Sophomore Simone Crossley, a Cybersecurity major said that debt is a barrier to ongoing education. 

“Student loan debt is one of the main reasons why a lot of people do not further their education outside of high school,” she said. “The federal government should 100% forgive student loans.” 

Though some people have been critical of the loan forgiveness announcement, freshman Adrian Guerrero, a Biological Science major, said it should help young people get ahead.

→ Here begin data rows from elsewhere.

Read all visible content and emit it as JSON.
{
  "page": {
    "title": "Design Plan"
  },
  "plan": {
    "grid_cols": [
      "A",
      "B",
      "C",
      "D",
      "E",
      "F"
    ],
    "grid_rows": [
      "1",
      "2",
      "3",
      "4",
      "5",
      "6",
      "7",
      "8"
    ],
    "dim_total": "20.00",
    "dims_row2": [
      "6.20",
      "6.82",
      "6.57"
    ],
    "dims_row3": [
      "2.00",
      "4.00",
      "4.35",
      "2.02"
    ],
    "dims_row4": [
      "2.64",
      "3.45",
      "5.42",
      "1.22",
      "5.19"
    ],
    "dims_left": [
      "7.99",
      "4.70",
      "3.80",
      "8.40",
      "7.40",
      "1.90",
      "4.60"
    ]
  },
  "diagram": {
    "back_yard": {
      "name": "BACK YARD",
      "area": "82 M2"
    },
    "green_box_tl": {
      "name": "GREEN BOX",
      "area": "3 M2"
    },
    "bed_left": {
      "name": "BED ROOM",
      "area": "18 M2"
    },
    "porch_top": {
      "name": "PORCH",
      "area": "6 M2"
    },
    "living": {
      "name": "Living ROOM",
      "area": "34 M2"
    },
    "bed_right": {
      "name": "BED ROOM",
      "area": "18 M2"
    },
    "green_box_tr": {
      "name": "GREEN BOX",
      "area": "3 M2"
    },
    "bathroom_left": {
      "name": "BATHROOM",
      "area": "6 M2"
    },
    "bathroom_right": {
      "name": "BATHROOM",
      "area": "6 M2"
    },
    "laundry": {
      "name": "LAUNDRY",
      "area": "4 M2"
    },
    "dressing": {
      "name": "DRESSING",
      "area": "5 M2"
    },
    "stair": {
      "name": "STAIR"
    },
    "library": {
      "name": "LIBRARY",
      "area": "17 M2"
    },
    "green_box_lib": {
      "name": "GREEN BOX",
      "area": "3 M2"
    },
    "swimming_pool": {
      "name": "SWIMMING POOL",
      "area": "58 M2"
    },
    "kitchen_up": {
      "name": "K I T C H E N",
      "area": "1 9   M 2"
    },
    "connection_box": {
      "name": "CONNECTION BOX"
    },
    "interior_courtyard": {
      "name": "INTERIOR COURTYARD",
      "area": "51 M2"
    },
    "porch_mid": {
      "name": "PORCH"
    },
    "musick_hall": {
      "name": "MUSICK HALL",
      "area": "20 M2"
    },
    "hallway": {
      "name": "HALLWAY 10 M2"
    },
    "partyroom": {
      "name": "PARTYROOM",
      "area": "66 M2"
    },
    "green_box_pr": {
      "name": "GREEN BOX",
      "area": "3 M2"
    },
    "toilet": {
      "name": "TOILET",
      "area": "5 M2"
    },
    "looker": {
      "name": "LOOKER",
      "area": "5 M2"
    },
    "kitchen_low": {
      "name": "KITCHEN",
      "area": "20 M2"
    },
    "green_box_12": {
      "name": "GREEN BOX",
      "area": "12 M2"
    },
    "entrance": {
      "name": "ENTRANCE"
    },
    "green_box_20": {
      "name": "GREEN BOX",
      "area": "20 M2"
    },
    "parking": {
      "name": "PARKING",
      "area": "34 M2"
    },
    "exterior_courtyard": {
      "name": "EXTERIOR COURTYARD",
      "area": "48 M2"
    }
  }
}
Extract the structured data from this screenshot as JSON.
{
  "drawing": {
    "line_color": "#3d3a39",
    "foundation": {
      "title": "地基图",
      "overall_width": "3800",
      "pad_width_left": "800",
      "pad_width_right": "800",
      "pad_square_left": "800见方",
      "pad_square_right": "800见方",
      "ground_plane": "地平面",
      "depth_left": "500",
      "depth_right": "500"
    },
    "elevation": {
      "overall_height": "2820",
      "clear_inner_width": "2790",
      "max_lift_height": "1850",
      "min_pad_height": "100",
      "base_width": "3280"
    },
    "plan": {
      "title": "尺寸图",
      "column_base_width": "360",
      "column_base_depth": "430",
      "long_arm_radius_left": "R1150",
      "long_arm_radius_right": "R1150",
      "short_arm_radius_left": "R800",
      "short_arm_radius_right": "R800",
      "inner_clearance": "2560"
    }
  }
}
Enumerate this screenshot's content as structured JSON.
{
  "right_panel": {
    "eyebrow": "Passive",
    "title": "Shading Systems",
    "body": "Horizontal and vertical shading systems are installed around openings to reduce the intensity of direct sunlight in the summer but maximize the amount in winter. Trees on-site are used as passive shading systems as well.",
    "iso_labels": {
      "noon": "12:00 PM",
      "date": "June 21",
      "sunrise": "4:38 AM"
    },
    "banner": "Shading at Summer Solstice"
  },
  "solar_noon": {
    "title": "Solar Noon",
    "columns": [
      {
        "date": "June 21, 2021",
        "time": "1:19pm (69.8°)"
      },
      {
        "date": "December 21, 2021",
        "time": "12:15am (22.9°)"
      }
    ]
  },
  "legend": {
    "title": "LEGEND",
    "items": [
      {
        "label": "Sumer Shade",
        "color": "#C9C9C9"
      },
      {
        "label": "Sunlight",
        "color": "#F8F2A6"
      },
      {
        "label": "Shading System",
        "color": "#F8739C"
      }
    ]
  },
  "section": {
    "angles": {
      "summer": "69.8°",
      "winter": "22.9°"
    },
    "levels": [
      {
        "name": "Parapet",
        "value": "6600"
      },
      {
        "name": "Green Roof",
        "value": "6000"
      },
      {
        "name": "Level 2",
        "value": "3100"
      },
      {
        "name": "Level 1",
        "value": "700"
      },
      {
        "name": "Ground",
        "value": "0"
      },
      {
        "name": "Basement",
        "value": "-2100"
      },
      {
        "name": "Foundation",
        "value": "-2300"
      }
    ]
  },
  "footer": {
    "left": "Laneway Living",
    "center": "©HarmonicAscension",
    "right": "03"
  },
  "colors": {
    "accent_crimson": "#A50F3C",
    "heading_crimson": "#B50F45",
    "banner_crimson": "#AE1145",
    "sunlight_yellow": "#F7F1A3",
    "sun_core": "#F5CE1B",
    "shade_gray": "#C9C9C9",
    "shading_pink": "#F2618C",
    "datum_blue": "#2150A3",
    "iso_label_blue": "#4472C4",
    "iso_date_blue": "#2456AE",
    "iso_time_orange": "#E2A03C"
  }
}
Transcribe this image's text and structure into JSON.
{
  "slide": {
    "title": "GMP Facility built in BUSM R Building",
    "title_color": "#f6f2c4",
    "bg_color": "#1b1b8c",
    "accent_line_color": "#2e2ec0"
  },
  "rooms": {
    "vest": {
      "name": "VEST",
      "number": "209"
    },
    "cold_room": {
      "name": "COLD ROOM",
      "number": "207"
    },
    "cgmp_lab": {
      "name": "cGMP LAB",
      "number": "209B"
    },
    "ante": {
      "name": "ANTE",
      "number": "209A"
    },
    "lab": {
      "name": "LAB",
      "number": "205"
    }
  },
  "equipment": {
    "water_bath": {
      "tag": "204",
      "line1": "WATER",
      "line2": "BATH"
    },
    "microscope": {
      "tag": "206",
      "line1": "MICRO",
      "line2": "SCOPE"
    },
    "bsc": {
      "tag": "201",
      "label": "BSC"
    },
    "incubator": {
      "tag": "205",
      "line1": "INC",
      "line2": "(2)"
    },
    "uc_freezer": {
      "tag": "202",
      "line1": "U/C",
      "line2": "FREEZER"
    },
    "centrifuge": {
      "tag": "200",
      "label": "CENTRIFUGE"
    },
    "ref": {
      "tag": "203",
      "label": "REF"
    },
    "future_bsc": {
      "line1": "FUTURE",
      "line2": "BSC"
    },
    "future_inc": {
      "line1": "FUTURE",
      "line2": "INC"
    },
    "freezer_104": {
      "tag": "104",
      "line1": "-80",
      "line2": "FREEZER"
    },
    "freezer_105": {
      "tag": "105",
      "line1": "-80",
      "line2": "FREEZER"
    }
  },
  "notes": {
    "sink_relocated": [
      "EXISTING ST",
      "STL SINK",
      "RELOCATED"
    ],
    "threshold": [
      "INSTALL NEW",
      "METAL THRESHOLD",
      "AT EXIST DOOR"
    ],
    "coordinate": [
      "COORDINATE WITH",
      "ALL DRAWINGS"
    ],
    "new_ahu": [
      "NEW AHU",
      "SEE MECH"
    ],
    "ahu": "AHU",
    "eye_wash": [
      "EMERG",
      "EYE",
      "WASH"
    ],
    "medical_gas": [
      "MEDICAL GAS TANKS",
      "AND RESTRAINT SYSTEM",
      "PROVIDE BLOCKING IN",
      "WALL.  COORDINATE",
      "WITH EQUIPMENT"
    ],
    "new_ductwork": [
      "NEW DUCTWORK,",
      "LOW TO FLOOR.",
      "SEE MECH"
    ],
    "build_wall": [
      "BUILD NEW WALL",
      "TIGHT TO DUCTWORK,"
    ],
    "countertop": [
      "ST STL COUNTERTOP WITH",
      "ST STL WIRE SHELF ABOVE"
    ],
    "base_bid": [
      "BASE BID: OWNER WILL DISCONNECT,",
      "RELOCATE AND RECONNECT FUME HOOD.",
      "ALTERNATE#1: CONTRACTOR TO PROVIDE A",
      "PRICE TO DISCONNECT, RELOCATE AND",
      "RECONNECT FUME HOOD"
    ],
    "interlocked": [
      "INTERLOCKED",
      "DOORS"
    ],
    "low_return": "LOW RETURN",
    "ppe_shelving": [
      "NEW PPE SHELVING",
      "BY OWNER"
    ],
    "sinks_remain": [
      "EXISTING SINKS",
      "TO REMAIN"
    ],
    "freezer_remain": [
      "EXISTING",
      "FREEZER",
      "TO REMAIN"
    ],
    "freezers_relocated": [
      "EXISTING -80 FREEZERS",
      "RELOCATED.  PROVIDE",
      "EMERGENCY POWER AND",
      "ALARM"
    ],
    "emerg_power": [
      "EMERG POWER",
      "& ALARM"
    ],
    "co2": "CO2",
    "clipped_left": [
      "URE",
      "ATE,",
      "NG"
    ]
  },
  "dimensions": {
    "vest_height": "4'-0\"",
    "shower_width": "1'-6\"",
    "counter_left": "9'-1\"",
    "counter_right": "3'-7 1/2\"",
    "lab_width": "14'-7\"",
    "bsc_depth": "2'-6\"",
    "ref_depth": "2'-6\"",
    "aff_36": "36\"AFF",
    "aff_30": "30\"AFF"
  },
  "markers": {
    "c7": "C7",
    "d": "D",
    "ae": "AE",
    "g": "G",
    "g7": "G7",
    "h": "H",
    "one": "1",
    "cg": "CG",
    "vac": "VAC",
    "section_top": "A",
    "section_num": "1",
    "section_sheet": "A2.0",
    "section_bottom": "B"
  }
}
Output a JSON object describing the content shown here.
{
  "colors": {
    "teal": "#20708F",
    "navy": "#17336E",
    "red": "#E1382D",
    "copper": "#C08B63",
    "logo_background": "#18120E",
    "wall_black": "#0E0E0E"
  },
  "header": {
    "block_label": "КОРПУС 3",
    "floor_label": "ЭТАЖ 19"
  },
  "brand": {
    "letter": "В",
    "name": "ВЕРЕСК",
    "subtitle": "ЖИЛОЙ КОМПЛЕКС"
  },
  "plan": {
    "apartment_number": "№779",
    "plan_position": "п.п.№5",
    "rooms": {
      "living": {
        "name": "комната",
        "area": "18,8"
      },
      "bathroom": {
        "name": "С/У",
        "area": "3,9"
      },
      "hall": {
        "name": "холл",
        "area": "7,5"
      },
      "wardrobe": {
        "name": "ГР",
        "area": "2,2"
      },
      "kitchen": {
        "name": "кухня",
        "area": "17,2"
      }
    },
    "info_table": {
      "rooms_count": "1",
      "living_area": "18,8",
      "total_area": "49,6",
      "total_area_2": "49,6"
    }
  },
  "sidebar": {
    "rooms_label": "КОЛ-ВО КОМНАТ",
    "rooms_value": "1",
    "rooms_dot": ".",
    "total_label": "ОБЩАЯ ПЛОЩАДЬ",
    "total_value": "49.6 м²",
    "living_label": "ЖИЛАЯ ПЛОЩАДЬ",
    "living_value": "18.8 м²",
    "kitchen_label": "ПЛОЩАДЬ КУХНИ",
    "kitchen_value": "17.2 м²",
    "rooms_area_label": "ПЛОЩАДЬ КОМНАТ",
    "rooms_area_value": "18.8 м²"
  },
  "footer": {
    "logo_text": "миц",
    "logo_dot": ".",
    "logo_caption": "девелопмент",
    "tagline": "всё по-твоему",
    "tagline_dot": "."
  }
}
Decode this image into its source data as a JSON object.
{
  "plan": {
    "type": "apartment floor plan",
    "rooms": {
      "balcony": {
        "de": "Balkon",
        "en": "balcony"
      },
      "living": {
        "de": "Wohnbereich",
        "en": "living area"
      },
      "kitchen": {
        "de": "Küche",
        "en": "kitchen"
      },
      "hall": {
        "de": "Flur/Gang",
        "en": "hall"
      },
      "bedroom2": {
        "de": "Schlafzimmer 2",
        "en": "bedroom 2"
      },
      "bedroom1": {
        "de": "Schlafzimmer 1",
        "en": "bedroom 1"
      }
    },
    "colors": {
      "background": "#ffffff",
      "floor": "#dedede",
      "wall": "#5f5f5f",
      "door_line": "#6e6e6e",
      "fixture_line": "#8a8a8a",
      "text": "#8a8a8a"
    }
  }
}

“Without a bachelor’s degree, you most likely won’t be able to provide for yourself and others financially,” he said. “In today’s world, unfortunately, it’s crucially important to make as much as you possibly can, but also do something that you love for an occupation.” 

Phoebe Rogers, a sophomore who estimates that she owes $20,000, said student loans are just an unfortunate part of getting an education.

“College is way too expensive for a majority of Americans,“ she said. “Most people can’t afford to go to college and if they do they have a lot of debt.” 

That is the point the White House made in a fact sheet it released following Biden’s forgiveness program. It said the cost of four-year colleges has nearly tripled since 1980, while federal support of higher education has not kept up. Pell Grants once covered nearly 80% of the cost of a college degree. But, the fact sheet said, they now cover just a third of that cost.

Since 1980, the total cost of both four-year public and four-year private college has nearly tripled, even after accounting for inflation. Federal support has not kept up: Pell Grants once covered nearly 80 percent of the cost of a four-year public college degree for students from working families, but now only cover a third. 

That forces many students to borrow if they want to get a degree. A Department of Education analysis reports the typical undergraduate student with loans now graduates with nearly $25,000 in debt. 

“I think student loan forgiveness is a great idea,” said junior Joey Kerber, a Visual Communications and Design major. “Many people would benefit from not having to make those payments and are able to use that money elsewhere. Many people in America don’t fully pay off their student loans until years after they’ve graduated college, and I think that should change.”